Another attractive feature of publishing a WWW book is that the book is dynamic. I do not have to wait until the next edition comes out to change things. I can change things every day. I can add entries, correct errors, and make other modifications at will. If I regret tomorrow what I publish today, I can delete it. If I learn something tomorrow which would enhance an entry I published yesterday, I can modify the entry immediately.
The dynamism of this kind of work has its drawbacks. For one, I may be quoted today and tomorrow someone may look for the source and it may be gone! Also, several people have posted my material on their websites, sometimes with proper citation, sometimes with no indication of where they got the material. Thus, there are several unauthorized copies of my articles posted on the WWW that contain material I may no longer support. But I think the benefits of this dynamism outweigh the drawbacks. Still, I don't know that I will ever be able to say that The Skeptic's Dictionary is finished.
The main drawback to publishing on the WWW has nothing to do with the dynamism of such texts. The main drawback is the one which comes from self-publishing. There is no peer or professional review process.
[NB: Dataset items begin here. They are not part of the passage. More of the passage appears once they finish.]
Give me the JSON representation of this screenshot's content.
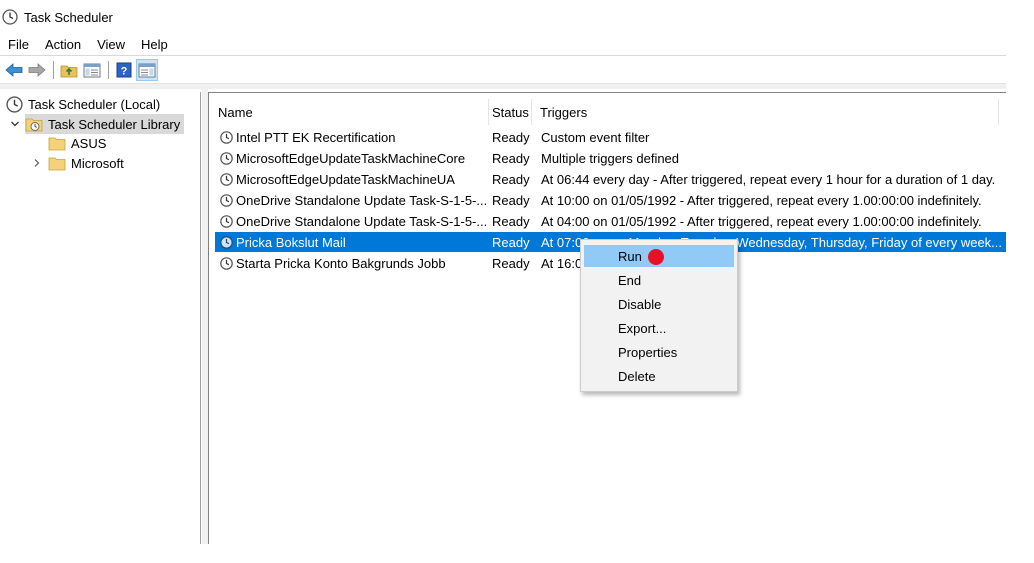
{
  "window": {
    "title": "Task Scheduler",
    "icon": "clock-icon"
  },
  "menubar": {
    "items": [
      "File",
      "Action",
      "View",
      "Help"
    ]
  },
  "toolbar": {
    "buttons": [
      "back-icon",
      "forward-icon",
      "up-folder-icon",
      "show-hide-console-tree-icon",
      "help-icon",
      "show-hide-action-pane-icon"
    ]
  },
  "tree": {
    "items": [
      {
        "label": "Task Scheduler (Local)",
        "icon": "clock-icon"
      },
      {
        "label": "Task Scheduler Library",
        "icon": "folder-clock-icon",
        "expanded": true,
        "selected": true
      },
      {
        "label": "ASUS",
        "icon": "folder-icon"
      },
      {
        "label": "Microsoft",
        "icon": "folder-icon",
        "expandable": true
      }
    ]
  },
  "list": {
    "columns": [
      "Name",
      "Status",
      "Triggers"
    ],
    "rows": [
      {
        "name": "Intel PTT EK Recertification",
        "status": "Ready",
        "triggers": "Custom event filter"
      },
      {
        "name": "MicrosoftEdgeUpdateTaskMachineCore",
        "status": "Ready",
        "triggers": "Multiple triggers defined"
      },
      {
        "name": "MicrosoftEdgeUpdateTaskMachineUA",
        "status": "Ready",
        "triggers": "At 06:44 every day - After triggered, repeat every 1 hour for a duration of 1 day."
      },
      {
        "name": "OneDrive Standalone Update Task-S-1-5-...",
        "status": "Ready",
        "triggers": "At 10:00 on 01/05/1992 - After triggered, repeat every 1.00:00:00 indefinitely."
      },
      {
        "name": "OneDrive Standalone Update Task-S-1-5-...",
        "status": "Ready",
        "triggers": "At 04:00 on 01/05/1992 - After triggered, repeat every 1.00:00:00 indefinitely."
      },
      {
        "name": "Pricka Bokslut Mail",
        "status": "Ready",
        "triggers": "At 07:00 every Monday, Tuesday, Wednesday, Thursday, Friday of every week...",
        "selected": true
      },
      {
        "name": "Starta Pricka Konto Bakgrunds Jobb",
        "status": "Ready",
        "triggers": "At 16:00"
      }
    ]
  },
  "context_menu": {
    "items": [
      "Run",
      "End",
      "Disable",
      "Export...",
      "Properties",
      "Delete"
    ],
    "highlighted": "Run",
    "marker_color": "#e81123"
  },
  "colors": {
    "selection": "#0078d7",
    "menu_hover": "#91c9f7",
    "tree_selected": "#d9d9d9"
  }
}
On the other hand, the review process has not prevented the publication by major publishing houses of an overabundance of gullible, credulous, incompetent, pandering texts that cater to the taste for the supernatural, the paranormal, the pseudoscientific, and the occult. Thus, the reader on the Internet is not at a disadvantage compared to the reader of printed materials. Each reader must take full responsibility for evaluating whatever material is read. Every book in your local library may have been reviewed before being accepted for publication. Still, you cannot be sure that simply because a book has been reviewed it is trustworthy. You have to decide that for yourself. In any case, I have many reviewers from around the world who have corrected me on matters from punctuation and spelling to dates and measurements, as well as chiding or castigating me for what they consider to be my misguided evaluations and analyses or ignorant and malicious omissions.
I was first attracted to the idea of publishing on the WWW because I knew that the information I printed would be available to anyone with a computer and a modem. No one would have to buy my book. It would be free. I realized at the time that computers, modems, or cable and DSL connections are not free and that many schools and libraries did not yet offer Internet access. But the day is approaching when most schools and libraries, as well as various community agencies and businesses will offer cheap or free Internet access to the public. I hope many of those using public access points will find their way to The Skeptic's Dictionary.
However, I realize that there are many people who cannot or will not access the Internet. I hope many of them will avail themselves of the print version of The Skeptic's Dictionary published by John Wiley & Sons in August 2003. I hope also that many who have come to appreciate the Internet version will buy a copy of the Wiley book, if not for themselves, at least as a gift for someone who might benefit from a reference book with an attitude.